T. K. : Des femmes comme ça, il y en a beaucoup dans
les quartiers populaires au japon. J'ai donné ce rôle
à l'actrice pour lui faire plaisir et compenser le rôle
pratiquement muet qu'elle joue dans Hana-Bi. En général,
elle joue plutôt des personnes extraverties , fortes et
joyeuses. Mais il n'y aura pas toujours des rôles comme
celui-ci dans mes prochains films.
PREMIERE : Vous avez utilisé quelques effets numériques.

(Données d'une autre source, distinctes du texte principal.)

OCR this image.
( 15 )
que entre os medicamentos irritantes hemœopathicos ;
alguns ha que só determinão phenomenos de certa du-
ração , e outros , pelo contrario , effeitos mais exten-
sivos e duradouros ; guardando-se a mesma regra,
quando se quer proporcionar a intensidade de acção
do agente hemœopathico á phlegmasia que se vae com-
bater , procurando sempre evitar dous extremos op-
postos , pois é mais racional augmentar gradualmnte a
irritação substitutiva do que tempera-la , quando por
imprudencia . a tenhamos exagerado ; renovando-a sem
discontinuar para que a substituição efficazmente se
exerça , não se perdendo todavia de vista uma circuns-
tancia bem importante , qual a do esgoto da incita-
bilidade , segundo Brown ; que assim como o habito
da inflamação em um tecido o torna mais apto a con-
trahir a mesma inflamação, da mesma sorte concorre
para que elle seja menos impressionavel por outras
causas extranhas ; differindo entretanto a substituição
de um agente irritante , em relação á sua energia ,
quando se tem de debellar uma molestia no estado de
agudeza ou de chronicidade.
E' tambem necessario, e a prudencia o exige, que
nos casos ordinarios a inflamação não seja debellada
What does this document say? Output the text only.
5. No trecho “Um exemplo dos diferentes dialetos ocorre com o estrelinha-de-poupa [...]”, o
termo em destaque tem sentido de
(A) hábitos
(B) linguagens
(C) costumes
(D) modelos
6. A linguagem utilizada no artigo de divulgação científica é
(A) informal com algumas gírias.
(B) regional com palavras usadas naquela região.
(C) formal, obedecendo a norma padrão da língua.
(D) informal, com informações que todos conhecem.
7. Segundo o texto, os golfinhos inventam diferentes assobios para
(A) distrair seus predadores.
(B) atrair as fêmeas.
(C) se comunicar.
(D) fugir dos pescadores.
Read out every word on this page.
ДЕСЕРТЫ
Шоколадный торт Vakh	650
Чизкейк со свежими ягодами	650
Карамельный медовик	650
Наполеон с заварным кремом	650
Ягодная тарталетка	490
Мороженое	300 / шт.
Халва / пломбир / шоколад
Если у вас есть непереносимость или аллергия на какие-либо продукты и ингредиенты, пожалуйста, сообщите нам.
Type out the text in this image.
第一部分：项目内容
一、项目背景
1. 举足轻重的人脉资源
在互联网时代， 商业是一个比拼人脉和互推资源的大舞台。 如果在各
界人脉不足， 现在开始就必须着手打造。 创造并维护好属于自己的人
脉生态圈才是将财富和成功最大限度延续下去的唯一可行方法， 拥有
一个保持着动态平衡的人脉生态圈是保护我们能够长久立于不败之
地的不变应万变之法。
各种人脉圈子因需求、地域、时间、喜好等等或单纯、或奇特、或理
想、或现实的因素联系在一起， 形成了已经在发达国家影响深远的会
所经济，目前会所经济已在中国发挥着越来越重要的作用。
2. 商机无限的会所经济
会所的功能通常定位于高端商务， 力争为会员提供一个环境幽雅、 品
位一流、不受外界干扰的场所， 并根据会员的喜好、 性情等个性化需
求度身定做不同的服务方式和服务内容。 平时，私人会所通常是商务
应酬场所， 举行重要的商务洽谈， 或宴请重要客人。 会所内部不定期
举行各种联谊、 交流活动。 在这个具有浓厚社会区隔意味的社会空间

Pensez-vous que cette technologie va changer à terme la
façon de faire du cinéma ?
T. K. : Là, je me suis amusé à me servir du numérique.
En voyant le résultat, je l'ai gardé, mais je n'étais
pas convaincu. Je ne pense pas qu'il y ait un grand avenir
pour le numérique, en tout cas pas tel qu'il existe actuellement.
C'est une affaire de techniciens et pas de créateurs.
On continuera à tourner avec des pellicules. Je comprend
qu'on utilise le numérique lorsqu'on ne peut pas faire
autrement, mais pour un créateur, faire un film entièrement
en images de synthèse, c'est inimaginable. On en a beaucoup
discuté pour la scène où le pneu est crevé et que la voiture
tombe. On aurait pu la réaliser avec des effets techniques
plus perfectionnés, mais elle aurait été beaucoup moins
drôle, moins efficace. Là, il y a la solitude, la qualité
du temps qui passe. On n'obtient pas ça avec des images
de synthèse.
[
Interview : Gérard Delorme & Eric Libiot ]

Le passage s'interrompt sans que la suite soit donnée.